The conception and development of a three dimensional laser machining system that can shape and contour ceramic shuttle tiles is described. The inputs are an unshaped billet of raw material and a Computer Aided Design (CAD) representation of the tile. The output is a machined and inspected tile. Experimental research was performed to develop tile cutting algorithms for the laser. Computers, lasers, and a five axis positioner were integrated to perform the cutting. A machine vision system was developed to inspect the tile without contact.
The three dimensional laser machining system had to satisfy two requirements: (1) it had to have the ability to cut to a desired depth within a material while controlling all parameters important to the cutting such as laser power, material feedrate, and assist gas type and flowrate, and (2) ablation of the material while minimizing melting and vapor deposition was necessary to prevent changing the physical characteristics of the surface. Over 2,900 exposures were made and laser cutting algorithms were developed to enable the design of laser tools in a CAD/CAM system.

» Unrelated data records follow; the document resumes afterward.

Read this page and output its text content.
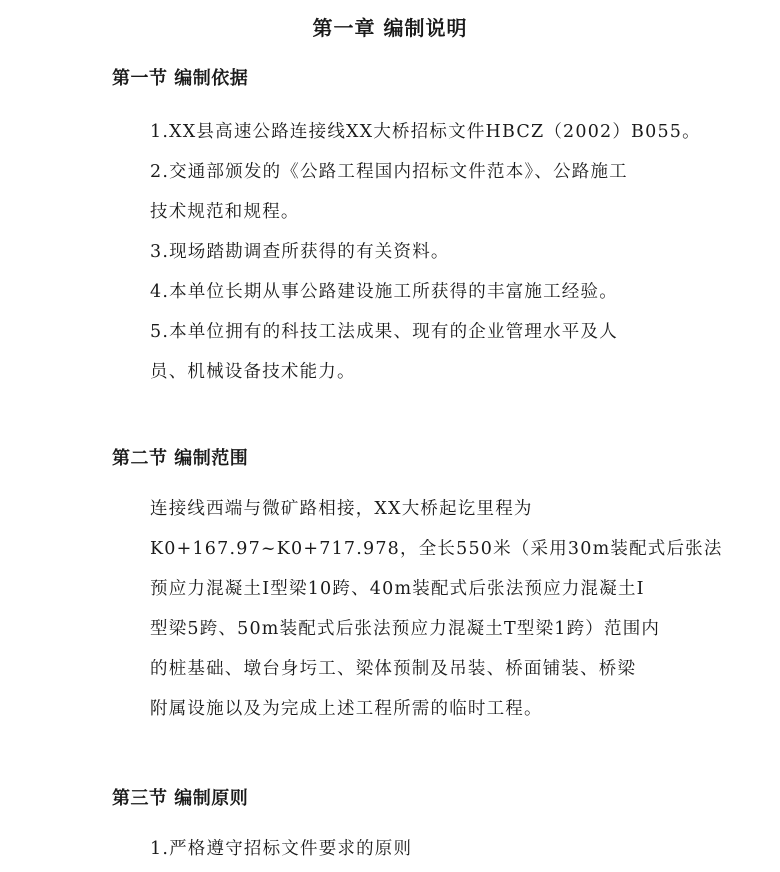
第一章 编制说明
第一节 编制依据

1.XX县高速公路连接线XX大桥招标文件HBCZ（2002）B055。

2.交通部颁发的《公路工程国内招标文件范本》、公路施工
技术规范和规程。

3.现场踏勘调查所获得的有关资料。

4.本单位长期从事公路建设施工所获得的丰富施工经验。

5.本单位拥有的科技工法成果、现有的企业管理水平及人
员、机械设备技术能力。

第二节 编制范围

连接线西端与微矿路相接，XX大桥起讫里程为
K0+167.97~K0+717.978，全长550米（采用30m装配式后张法
预应力混凝土I型梁10跨、40m装配式后张法预应力混凝土I
型梁5跨、50m装配式后张法预应力混凝土T型梁1跨）范围内
的桩基础、墩台身圬工、梁体预制及吊装、桥面铺装、桥梁
附属设施以及为完成上述工程所需的临时工程。

第三节 编制原则

1.严格遵守招标文件要求的原则
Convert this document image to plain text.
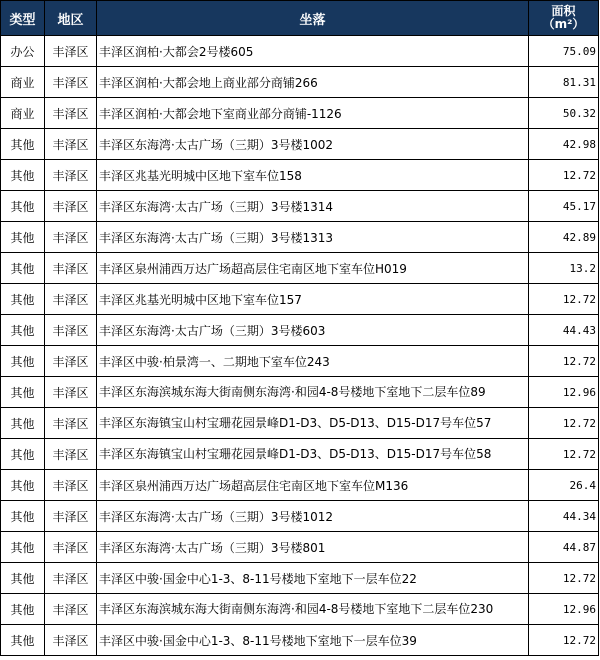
类型	地区	坐落	面积
（m²）

办公	丰泽区	丰泽区润柏·大都会2号楼605	75.09
商业	丰泽区	丰泽区润柏·大都会地上商业部分商铺266	81.31
商业	丰泽区	丰泽区润柏·大都会地下室商业部分商铺-1126	50.32
其他	丰泽区	丰泽区东海湾·太古广场（三期）3号楼1002	42.98
其他	丰泽区	丰泽区兆基光明城中区地下室车位158	12.72
其他	丰泽区	丰泽区东海湾·太古广场（三期）3号楼1314	45.17
其他	丰泽区	丰泽区东海湾·太古广场（三期）3号楼1313	42.89
其他	丰泽区	丰泽区泉州浦西万达广场超高层住宅南区地下室车位H019	13.2
其他	丰泽区	丰泽区兆基光明城中区地下室车位157	12.72
其他	丰泽区	丰泽区东海湾·太古广场（三期）3号楼603	44.43
其他	丰泽区	丰泽区中骏·柏景湾一、二期地下室车位243	12.72
其他	丰泽区	丰泽区东海滨城东海大街南侧东海湾·和园4-8号楼地下室地下二层车位89	12.96
其他	丰泽区	丰泽区东海镇宝山村宝珊花园景峰D1-D3、D5-D13、D15-D17号车位57	12.72
其他	丰泽区	丰泽区东海镇宝山村宝珊花园景峰D1-D3、D5-D13、D15-D17号车位58	12.72
其他	丰泽区	丰泽区泉州浦西万达广场超高层住宅南区地下室车位M136	26.4
其他	丰泽区	丰泽区东海湾·太古广场（三期）3号楼1012	44.34
其他	丰泽区	丰泽区东海湾·太古广场（三期）3号楼801	44.87
其他	丰泽区	丰泽区中骏·国金中心1-3、8-11号楼地下室地下一层车位22	12.72
其他	丰泽区	丰泽区东海滨城东海大街南侧东海湾·和园4-8号楼地下室地下二层车位230	12.96
其他	丰泽区	丰泽区中骏·国金中心1-3、8-11号楼地下室地下一层车位39	12.72
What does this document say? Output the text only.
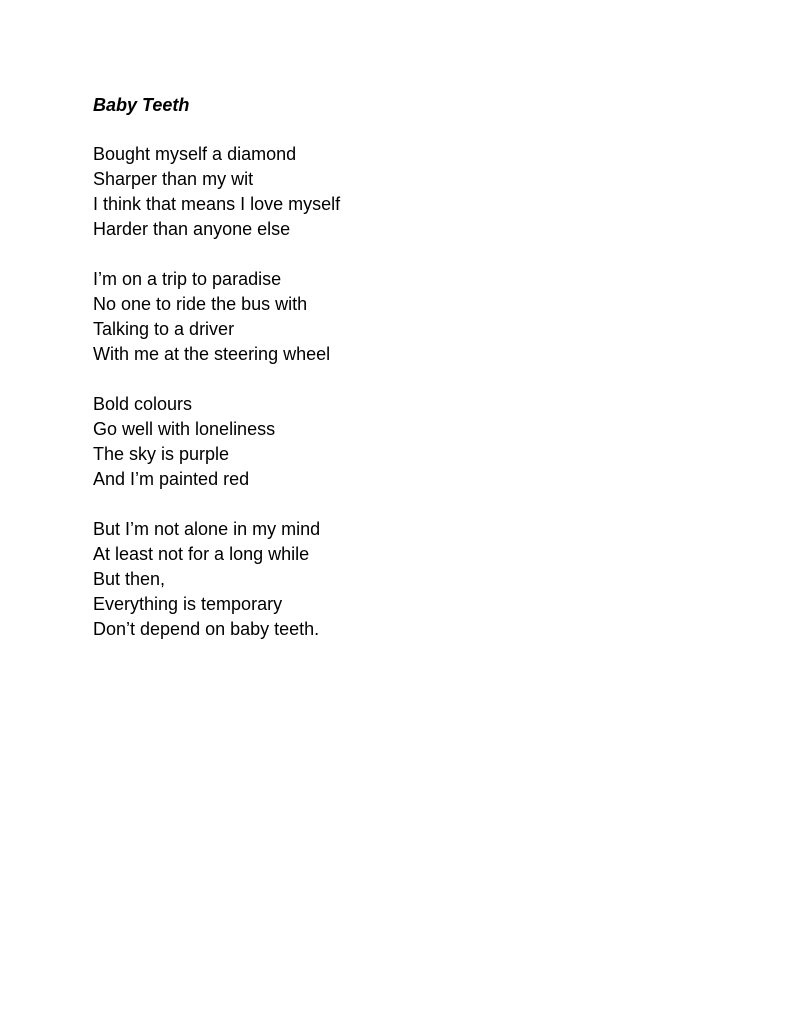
Baby Teeth
Bought myself a diamond
Sharper than my wit
I think that means I love myself
Harder than anyone else
I’m on a trip to paradise
No one to ride the bus with
Talking to a driver
With me at the steering wheel
Bold colours
Go well with loneliness
The sky is purple
And I’m painted red
But I’m not alone in my mind
At least not for a long while
But then,
Everything is temporary
Don’t depend on baby teeth.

A five axis Computer Aided Manufacturing (CAM) system was employed to automatically generate the toolpaths. The prescribed geometry was entered into the CAD system, descriptions of the laser tools were applied to the geometry and Computer Numerical Control (CNC) programs were generated to operate the positioner and the laser.
A three dimensional machine vision system was developed to scan the cut surfaces and compare them to the desired geometry. An analysis of the difference between the desired and actual shapes is capable of producing corrective machining steps.